Sunday, August 30, 2009

What's All That Noise???

At 5:45 Friday morning, three big pickup trucks full of rather large men and their equipment pulled up to my house. Lest you think this was a midnight raid of some sort, I WAS expecting them! I had to wait until it got light enough to take a picture, but you can see that the "Big Deal" was CONCRETE!


The first of the Cement Mixer Trucks was scheduled to arrive at 6:00 - and they arrived only a few minutes after that. Oregon has been having a real heat-wave and Contractor Jim didn't want to risk doing a a big concrete pour in the 100+ weather only to have the concrete set up and crack before the finishers could get it smooth and level. I didn't realize that 2000 sf could take so much concrete! Four truck-fulls (is that a word?) to make it a 6" thick pad... after all, it is a shop as well as a garage, and you never know what Henry is going to be working on in there!

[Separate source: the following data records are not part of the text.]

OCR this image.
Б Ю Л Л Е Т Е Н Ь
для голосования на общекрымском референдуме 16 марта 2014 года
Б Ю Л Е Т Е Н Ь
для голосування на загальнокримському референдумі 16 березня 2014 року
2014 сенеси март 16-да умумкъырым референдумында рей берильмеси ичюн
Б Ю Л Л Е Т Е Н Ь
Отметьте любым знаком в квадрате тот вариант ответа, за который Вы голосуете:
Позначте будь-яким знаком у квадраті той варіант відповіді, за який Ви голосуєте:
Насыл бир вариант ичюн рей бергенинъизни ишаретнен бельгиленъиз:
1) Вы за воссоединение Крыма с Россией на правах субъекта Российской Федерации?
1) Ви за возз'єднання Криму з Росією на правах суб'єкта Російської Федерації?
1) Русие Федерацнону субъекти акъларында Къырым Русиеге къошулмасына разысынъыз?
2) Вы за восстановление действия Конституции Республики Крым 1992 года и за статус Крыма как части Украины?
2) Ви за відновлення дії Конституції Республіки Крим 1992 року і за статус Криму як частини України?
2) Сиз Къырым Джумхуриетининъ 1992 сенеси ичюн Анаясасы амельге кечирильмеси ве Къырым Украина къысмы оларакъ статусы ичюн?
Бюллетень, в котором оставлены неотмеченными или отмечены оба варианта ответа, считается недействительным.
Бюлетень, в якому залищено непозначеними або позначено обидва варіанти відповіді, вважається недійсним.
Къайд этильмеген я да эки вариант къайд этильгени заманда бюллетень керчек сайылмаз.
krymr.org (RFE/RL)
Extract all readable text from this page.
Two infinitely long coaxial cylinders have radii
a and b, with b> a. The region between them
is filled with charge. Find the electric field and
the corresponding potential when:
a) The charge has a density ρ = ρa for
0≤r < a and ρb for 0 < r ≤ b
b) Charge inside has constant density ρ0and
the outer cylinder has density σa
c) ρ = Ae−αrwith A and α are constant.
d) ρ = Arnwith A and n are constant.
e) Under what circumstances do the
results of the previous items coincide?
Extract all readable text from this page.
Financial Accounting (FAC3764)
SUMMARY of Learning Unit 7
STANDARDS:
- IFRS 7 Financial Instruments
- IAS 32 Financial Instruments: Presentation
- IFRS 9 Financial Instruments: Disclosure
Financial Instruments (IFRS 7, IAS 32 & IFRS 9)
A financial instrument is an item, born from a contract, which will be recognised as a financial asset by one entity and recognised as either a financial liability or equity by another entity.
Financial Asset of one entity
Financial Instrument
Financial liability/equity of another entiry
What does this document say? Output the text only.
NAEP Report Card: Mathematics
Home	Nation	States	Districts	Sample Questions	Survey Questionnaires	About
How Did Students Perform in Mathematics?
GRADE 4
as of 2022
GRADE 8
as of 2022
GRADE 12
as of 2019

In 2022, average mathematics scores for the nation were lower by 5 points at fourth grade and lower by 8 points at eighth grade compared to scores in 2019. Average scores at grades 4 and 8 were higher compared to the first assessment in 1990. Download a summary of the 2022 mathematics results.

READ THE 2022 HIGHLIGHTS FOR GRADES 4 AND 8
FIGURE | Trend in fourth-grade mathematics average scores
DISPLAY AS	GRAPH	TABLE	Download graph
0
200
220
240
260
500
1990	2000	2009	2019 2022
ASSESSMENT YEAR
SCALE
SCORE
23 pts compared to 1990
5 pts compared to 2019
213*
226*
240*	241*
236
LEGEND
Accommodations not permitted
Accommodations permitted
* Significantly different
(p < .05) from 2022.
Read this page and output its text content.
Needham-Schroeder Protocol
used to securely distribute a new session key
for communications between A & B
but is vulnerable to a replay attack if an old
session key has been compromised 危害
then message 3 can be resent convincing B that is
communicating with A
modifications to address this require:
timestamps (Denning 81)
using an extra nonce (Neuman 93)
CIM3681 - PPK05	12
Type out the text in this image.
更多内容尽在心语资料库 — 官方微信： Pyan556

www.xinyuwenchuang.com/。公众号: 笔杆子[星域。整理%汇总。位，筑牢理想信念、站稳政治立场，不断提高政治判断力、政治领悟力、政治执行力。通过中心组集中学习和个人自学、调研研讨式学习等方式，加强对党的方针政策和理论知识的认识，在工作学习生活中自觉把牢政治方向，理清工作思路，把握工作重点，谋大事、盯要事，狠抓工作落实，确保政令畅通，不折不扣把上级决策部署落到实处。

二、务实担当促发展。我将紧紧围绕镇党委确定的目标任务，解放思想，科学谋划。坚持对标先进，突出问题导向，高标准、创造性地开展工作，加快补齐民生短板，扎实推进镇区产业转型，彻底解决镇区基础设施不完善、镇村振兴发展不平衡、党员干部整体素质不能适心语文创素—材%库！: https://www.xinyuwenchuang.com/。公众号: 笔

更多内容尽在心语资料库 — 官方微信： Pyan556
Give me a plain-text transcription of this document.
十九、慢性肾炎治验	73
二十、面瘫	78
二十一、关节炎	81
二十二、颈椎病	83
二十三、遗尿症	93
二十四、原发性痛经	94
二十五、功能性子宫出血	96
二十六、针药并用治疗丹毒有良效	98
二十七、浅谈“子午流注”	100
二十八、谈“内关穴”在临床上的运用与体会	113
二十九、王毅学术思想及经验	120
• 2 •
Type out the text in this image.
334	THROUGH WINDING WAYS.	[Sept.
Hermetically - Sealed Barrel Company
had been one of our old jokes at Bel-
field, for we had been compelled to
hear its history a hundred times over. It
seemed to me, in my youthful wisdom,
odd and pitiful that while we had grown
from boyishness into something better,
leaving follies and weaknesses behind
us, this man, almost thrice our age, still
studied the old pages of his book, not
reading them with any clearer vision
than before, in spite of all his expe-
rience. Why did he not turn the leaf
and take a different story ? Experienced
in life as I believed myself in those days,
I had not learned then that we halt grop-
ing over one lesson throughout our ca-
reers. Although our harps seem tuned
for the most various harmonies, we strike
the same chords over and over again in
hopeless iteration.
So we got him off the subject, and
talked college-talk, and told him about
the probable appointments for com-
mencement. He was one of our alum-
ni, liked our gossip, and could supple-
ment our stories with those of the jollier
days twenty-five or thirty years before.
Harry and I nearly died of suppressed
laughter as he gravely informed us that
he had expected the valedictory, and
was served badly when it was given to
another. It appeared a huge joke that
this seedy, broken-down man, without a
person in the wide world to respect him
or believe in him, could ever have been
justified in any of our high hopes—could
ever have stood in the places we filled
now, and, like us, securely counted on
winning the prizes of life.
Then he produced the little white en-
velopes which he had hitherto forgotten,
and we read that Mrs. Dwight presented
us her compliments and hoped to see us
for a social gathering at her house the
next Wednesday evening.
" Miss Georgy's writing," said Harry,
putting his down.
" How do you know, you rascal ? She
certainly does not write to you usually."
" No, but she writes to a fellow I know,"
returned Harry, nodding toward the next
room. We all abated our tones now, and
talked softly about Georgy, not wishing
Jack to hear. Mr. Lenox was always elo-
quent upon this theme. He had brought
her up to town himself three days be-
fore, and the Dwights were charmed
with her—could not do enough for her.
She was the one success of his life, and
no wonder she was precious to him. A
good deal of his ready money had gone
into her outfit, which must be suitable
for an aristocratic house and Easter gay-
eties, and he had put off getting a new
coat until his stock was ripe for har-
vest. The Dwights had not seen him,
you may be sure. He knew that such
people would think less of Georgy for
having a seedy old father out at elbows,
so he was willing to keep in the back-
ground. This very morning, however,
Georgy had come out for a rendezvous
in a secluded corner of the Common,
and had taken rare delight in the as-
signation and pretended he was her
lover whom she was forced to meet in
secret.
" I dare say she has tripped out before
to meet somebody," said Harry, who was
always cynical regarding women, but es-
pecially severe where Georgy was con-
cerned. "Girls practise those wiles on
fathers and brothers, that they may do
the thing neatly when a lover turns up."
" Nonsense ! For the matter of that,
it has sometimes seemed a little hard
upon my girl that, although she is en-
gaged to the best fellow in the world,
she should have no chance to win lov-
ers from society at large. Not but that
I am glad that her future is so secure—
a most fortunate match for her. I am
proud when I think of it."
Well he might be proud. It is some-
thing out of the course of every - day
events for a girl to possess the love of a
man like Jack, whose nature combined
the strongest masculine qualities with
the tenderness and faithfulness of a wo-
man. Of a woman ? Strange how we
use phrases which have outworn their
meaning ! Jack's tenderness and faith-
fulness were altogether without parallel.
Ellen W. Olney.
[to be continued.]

The crews were finished and gone by 1:30 PM, and then the job of keeping it wet began. We get our water from a spring, so the trick was to balance the water on the pad with the level in the Spring House.


Henry did run the cistern dry at first, but caught the change in water flow before the pump actually started sucking air, over-heating, and failing! He did some recharge/flow calculations (you know how much he loves the statistical-tactical part of Engineering!) and got the situation balanced perfectly. We need to keep the concrete wet for as long as we can, but a minimum of three days, which will give us 80% strength in the concrete. So far, we've been OK, the heat has broken a bit and today is even overcast. Henry says the longer the wet-cure, the stronger the pad will be... up to 100% at seven days. I don't think he will do all seven days, but I'm guessing here (diminishing returns if three will give us 80%). I suppose it depends on when Jim is scheduled to return with the framing crew.

1 comment:

  1. That is one pretty concrete slab! I have to admit, I do admire a nice garage, lol, especially when it is attached to my house and I can park in it! Nice to hear your guys are having fun with this project, but gosh those concrete guys sure do have to keep early hours.